Putting this another way, Mrs Merkel is allowed to save her own skin by condemning the euro for domestic electoral reasons whereas Mr Papandreou isn't. Wasn't it another German (Hegel?) who said that might is right? In peace as in war, it seems.

Anyway, a Guardian columnist tells us the that the model which has served the EU elite for 50 years has failed and that - as I touched on the other day - a new world order is being forged even as we witness the death throes of the old one. Selected citations:-

Voting is not how things are done in the EU. And whenever a state does actually consult its people – Denmark and Ireland had a go – they are made to vote again until they get it right.

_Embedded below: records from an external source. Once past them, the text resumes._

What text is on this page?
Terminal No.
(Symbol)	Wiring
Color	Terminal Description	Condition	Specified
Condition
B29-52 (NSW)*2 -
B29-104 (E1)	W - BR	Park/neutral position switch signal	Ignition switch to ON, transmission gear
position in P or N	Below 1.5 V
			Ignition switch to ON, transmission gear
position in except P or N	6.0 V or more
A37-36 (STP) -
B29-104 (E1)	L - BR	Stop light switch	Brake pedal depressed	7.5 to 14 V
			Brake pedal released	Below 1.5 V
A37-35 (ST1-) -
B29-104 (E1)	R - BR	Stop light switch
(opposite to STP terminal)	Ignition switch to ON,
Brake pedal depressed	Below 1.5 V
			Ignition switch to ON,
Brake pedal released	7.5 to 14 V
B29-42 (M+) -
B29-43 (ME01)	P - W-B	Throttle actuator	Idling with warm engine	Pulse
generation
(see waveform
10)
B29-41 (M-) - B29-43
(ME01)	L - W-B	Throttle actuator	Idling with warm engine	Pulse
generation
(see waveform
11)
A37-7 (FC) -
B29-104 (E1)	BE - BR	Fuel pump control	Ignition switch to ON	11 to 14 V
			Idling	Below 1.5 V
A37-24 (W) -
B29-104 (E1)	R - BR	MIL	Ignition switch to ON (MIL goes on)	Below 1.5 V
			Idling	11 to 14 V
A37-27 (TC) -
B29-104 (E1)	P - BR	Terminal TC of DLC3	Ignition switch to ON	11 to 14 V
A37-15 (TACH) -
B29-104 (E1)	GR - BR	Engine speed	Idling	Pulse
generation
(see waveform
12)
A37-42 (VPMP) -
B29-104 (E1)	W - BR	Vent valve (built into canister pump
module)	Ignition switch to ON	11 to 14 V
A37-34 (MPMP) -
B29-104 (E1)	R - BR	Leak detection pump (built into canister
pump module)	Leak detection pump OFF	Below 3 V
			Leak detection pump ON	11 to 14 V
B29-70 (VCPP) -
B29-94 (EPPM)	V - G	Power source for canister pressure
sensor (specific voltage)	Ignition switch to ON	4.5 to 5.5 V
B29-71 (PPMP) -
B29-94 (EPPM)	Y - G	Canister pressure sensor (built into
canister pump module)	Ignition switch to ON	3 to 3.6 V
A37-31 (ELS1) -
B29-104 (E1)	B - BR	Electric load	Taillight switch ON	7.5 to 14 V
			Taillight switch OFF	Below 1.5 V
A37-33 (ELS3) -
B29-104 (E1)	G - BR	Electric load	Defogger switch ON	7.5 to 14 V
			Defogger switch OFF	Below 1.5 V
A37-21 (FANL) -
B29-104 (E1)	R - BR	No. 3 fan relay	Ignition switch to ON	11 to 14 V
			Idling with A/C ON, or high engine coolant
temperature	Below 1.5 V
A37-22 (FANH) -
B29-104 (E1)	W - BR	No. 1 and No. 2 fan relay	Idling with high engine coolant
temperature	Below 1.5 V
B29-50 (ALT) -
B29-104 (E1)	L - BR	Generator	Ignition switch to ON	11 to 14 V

But the democratic deficit has now tipped over into a democratic crisis. To protect the banks that lent to Greece and to protect its elite from unwelcome tax demands, the country is being systematically stripped of its sovereignty, as EU and IMF officials swarm over its ministries drafting budgets, setting policy deadlines, "advising" on tax and pushing through state selloffs.
No wonder nationalist anger is growing. And all this to deliver a death spiral of spending cuts and tax increases that are sending Greece ever deeper into slump and debt. It makes no sense.

It's not the Greek economy that's being rescued, but European and US banks exposed to Greek debt. To protect the rentiers and prevent their own failures from seizing up the European credit system, Greece has undergone the deepest ever fiscal squeeze in a developed state without the possibility of any compensating monetary stimulus or devaluation – because of its euro membership. As a result its economy is collapsing and its debt is mushrooming.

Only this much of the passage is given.